According to Dell’s survey, 83 percent of respondents face challenges with the management of administrative or other privileged accounts, which renders businesses vulnerable to security breaches. However, 75 percent of the surveyed IT security professionals revealed that they do have a defined process for managing privileged accounts, albeit they don’t always follow it.
Dell’s survey also revealed that 30 percent of the respondents still use manual processes like Excel or other spreadsheets to manage privileged accounts, which slows their response time in critical situations significantly. Only 26 percent of the respondents say they change administrative or other privileged passwords on mission critical systems and devices on a monthly basis, but most of them change these passwords less frequently.
37 percent of survey respondents who revealed they face issues with privileged accounts management also say that the most critical challenge for their organizations is the fact that the default admin passwords on hardware and software are not consistently changed. 37 percent of respondents also say that another issue is the fact that multiple admins share a common set of credentials, while 31 percent cite the inability to consistently identify individuals responsible for administrator activities.

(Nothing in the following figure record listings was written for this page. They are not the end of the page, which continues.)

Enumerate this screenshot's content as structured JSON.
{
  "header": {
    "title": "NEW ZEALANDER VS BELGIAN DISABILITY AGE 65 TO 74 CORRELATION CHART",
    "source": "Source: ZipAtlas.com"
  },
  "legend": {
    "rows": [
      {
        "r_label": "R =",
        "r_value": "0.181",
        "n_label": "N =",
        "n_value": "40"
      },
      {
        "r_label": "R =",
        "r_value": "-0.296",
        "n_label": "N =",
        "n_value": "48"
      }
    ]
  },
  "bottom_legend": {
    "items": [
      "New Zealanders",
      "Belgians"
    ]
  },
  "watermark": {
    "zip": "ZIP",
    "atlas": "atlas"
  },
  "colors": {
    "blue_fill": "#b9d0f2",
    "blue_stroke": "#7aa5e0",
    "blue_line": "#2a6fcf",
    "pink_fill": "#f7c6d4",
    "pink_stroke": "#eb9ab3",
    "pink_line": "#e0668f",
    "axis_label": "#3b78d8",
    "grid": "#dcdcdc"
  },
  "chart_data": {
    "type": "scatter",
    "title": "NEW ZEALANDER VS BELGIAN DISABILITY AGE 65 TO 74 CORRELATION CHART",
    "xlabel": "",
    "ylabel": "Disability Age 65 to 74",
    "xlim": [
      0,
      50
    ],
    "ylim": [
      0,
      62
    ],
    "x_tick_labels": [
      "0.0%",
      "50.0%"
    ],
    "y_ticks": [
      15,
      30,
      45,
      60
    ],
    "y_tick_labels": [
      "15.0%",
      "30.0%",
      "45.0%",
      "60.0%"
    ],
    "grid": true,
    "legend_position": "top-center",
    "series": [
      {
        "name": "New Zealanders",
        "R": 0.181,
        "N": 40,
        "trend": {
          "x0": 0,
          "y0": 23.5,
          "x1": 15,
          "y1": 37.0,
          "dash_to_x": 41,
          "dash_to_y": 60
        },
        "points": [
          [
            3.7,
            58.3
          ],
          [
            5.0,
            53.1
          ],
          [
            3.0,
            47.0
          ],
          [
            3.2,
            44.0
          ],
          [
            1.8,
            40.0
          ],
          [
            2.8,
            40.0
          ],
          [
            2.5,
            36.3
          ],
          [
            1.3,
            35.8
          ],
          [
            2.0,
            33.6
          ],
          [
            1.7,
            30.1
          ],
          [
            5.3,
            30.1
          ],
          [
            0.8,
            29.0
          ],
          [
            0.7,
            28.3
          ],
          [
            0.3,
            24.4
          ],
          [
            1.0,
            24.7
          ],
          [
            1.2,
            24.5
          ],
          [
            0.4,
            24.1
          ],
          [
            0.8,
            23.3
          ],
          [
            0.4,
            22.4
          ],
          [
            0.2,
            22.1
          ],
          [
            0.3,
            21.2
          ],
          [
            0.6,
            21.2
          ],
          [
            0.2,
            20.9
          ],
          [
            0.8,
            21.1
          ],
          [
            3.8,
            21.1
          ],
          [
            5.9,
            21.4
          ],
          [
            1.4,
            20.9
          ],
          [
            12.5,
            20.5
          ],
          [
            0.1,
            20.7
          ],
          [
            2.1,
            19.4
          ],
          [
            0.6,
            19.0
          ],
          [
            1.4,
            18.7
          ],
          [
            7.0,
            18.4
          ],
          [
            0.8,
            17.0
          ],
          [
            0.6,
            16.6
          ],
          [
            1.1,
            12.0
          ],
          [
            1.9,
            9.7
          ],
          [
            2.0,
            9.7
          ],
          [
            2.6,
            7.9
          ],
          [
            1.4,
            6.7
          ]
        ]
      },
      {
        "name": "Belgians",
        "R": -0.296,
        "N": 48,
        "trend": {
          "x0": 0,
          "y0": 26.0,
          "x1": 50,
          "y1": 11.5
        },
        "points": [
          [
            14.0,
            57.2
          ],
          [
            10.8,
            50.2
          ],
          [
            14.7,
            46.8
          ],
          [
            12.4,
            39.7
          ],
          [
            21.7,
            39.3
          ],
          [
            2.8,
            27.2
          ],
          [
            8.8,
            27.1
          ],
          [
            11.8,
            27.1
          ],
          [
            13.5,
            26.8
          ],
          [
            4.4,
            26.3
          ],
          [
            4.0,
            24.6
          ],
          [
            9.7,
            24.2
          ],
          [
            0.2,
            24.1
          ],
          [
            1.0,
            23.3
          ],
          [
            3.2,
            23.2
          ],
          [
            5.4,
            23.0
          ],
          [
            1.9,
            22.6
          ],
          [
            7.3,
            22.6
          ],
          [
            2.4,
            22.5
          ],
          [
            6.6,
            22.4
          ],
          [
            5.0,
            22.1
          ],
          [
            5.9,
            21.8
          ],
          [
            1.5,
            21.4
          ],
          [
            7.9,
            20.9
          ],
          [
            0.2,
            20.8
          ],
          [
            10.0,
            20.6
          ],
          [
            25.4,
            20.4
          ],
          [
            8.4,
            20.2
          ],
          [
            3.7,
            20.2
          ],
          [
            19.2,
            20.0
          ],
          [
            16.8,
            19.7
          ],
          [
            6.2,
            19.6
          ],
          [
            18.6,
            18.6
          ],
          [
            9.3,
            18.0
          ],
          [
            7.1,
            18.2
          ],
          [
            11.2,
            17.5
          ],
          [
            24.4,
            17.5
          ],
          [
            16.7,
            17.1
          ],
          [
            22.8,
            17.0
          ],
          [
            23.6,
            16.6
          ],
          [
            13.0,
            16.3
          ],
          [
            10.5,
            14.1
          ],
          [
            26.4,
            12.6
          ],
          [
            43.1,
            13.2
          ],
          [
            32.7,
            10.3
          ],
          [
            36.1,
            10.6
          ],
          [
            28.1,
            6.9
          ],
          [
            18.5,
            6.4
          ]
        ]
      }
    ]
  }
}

According to the survey, IT administrators believe that delegation (the ability to provide admins only with the privileges they need to do their job) and password vaulting (the automated storage, issuance and changing of credentials) represent critical practices for the administrative or privileged account management within their organizations.
Despite that, less than half of respondents record, log and monitor administrative or other privileged access on a regular basis. Thus, enterprises are susceptible to hacks and breaches aimed at exposing corporate data, especially when a multitude of software tools and manual processes are used for the management of privileged accounts, Dell says
“Privileged accounts really are the ‘keys to the kingdom,’ which is why hackers seek them out and why we’ve seen so many high-profile breaches over the past few years use these critical credentials. To alleviate this risk and ensure these accounts are controlled and secured, it’s absolutely crucial for organizations to have a secure, auditable process to protect them. A good privileged account management strategy includes a password safe, as well as least-privileged control to protect organizational assets from breaches,” John Milburn, executive director and general manager, Identity and Access Management, Dell Security, says.
Dell’s survey of more than 560 IT technology professionals responsible for security was conducted across the United States, United Kingdom, Germany, Australia and New Zealand.